You can remove all IO cards from the chassis' and try again.

 

Lastly, you can actually try to swap the cell boards around.  It is the cell board that initiates the power on of the IO Chassis (without a cell in a slot, the associated IO Chassis will not power on).  I would not think this to be the problem, but you might as well try.

 

If always you see Chassis 0 reporting an error, then I would think you have little choice but to replace that backplane assembly.

 

-Bob

----------------
Was this helpful? Like this post by giving me a thumbs up below!
klb
Valued Contributor

Re: rp7410 fan failure causing shutdown?

Thanks. HP quoted us a large number to replace the backplane ( 6k ). We're going to swap around the PCI power modules and see if that makes a difference.

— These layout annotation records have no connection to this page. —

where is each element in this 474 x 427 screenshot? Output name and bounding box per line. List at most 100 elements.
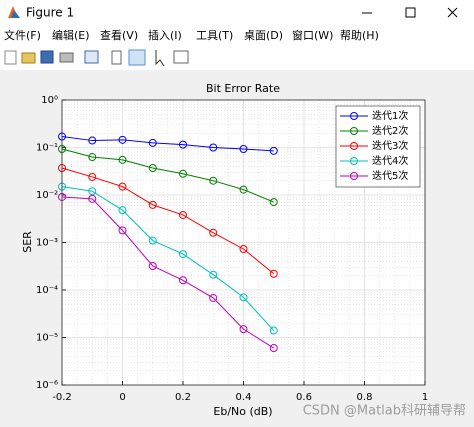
close-button[interactable] — [447, 7, 458, 18]
data-point — [88, 136, 97, 145]
series-line — [61, 136, 274, 152]
data-point — [239, 244, 248, 253]
toolbar — [0, 46, 474, 70]
x-tick-label: 1 — [422, 392, 428, 403]
legend-label: 迭代1次 — [372, 109, 408, 122]
pointer-icon[interactable] — [155, 50, 165, 67]
series-line — [61, 186, 275, 331]
x-tick-label: 0.2 — [175, 392, 191, 403]
y-tick-label: 10⁻⁶ — [36, 380, 58, 391]
menu-item[interactable]: 查看(V) — [100, 28, 138, 42]
menu-item[interactable]: 帮助(H) — [340, 28, 379, 42]
series-line — [61, 196, 275, 349]
data-point — [118, 155, 127, 164]
menu-bar — [0, 26, 474, 46]
y-tick-label: 10⁻¹ — [36, 143, 58, 154]
x-tick-label: 0 — [119, 392, 125, 403]
y-tick-label: 10⁻² — [36, 190, 58, 201]
data-point — [209, 293, 218, 302]
data-point — [239, 144, 248, 153]
data-point — [179, 210, 187, 219]
data-point — [118, 182, 127, 191]
data-point — [209, 228, 218, 237]
data-point — [148, 236, 157, 245]
data-point — [209, 143, 218, 152]
data-point — [148, 262, 157, 271]
data-point — [239, 185, 248, 194]
x-axis-label: Eb/No (dB) — [213, 405, 272, 418]
legend-icon[interactable] — [128, 49, 146, 66]
legend-label: 迭代3次 — [372, 139, 408, 152]
maximize-button[interactable] — [405, 7, 416, 18]
data-point — [179, 140, 187, 149]
data-point — [209, 176, 218, 185]
legend-marker — [350, 172, 358, 180]
series-line — [61, 148, 274, 203]
watermark: CSDN @Matlab科研辅导帮 — [303, 404, 466, 419]
menu-item[interactable]: 编辑(E) — [52, 28, 90, 42]
data-point — [118, 135, 127, 144]
title-bar — [0, 0, 474, 26]
colorbar-icon[interactable] — [111, 50, 122, 65]
data-point — [269, 326, 278, 335]
menu-item[interactable]: 插入(I) — [148, 28, 182, 42]
data-point — [118, 206, 127, 215]
legend-label: 迭代2次 — [372, 124, 408, 137]
data-point — [179, 276, 187, 285]
data-point — [118, 226, 127, 235]
legend-label: 迭代4次 — [372, 154, 408, 167]
x-tick-label: -0.2 — [52, 392, 72, 403]
legend-marker — [350, 157, 358, 165]
data-point — [88, 187, 97, 196]
data-point — [269, 198, 278, 207]
link-icon[interactable] — [84, 50, 99, 64]
menu-items: 文件(F) 编辑(E) 查看(V) 插入(I) 工具(T) 桌面(D) 窗口(W) 帮助(H) — [4, 28, 379, 42]
menu-item[interactable]: 文件(F) — [4, 28, 41, 42]
data-point — [239, 325, 248, 334]
data-point — [148, 138, 157, 147]
new-icon[interactable] — [4, 50, 17, 65]
menu-item[interactable]: 窗口(W) — [292, 28, 333, 42]
x-tick-label: 0.6 — [296, 392, 312, 403]
legend-marker — [350, 142, 358, 150]
y-tick-label: 10⁰ — [41, 95, 58, 106]
toolbar-icons — [4, 49, 189, 67]
series-line — [61, 167, 275, 275]
y-tick-label: 10⁻³ — [36, 238, 58, 249]
app-icon — [8, 6, 20, 18]
y-axis-label: SER — [21, 231, 34, 253]
y-tick-label: 10⁻⁵ — [36, 333, 58, 344]
save-icon[interactable] — [40, 50, 54, 64]
x-tick-label: 0.8 — [357, 392, 373, 403]
data-point — [269, 146, 278, 155]
menu-item[interactable]: 桌面(D) — [244, 29, 283, 42]
y-tick-label: 10⁻⁴ — [36, 285, 58, 296]
axes-box — [61, 99, 426, 386]
open-icon[interactable] — [21, 52, 36, 64]
data-point — [148, 200, 157, 209]
print-icon[interactable] — [59, 52, 74, 63]
data-point — [239, 293, 248, 302]
legend-marker — [350, 112, 358, 120]
data-point — [209, 270, 218, 279]
window-title: Figure 1 — [26, 6, 74, 20]
data-point — [88, 194, 97, 203]
data-point — [269, 344, 278, 353]
menu-item[interactable]: 工具(T) — [196, 29, 233, 42]
data-point — [148, 164, 157, 173]
legend-marker — [350, 127, 358, 135]
property-icon[interactable] — [173, 50, 189, 64]
data-point — [88, 172, 97, 181]
plot — [58, 132, 278, 353]
data-point — [179, 169, 187, 178]
chart-title: Bit Error Rate — [206, 82, 280, 95]
x-tick-label: 0.4 — [236, 392, 252, 403]
data-point — [179, 250, 187, 259]
grid — [61, 99, 426, 386]
data-point — [269, 269, 278, 278]
legend-label: 迭代5次 — [372, 169, 408, 182]
data-point — [88, 153, 97, 162]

BTW, this system has only 1 cell and it's in slot 1. This means we don't even need IO Chassis 0 as I understand it. Any way we can disable that entirely and just run with cell 1 IO Chassis 1?

Thanks,

-klb
Robert_Jewell
Honored Contributor

Re: rp7410 fan failure causing shutdown?

>BTW, this system has only 1 cell and it's in slot 1.

 

Well, this would explain why IO Chassis 0 is "faulting".  Without a cell in slot 0, IO Chassis will not power on.

 

From the MP Command Menu run SYSREV and post it here.  I would like to check out the system firmware levels.  Also can you attach the entire output of the Service Logs (SL, E, D)?  Now I am thinking this is not a power issue.

 

-Bob

----------------
Was this helpful? Like this post by giving me a thumbs up below!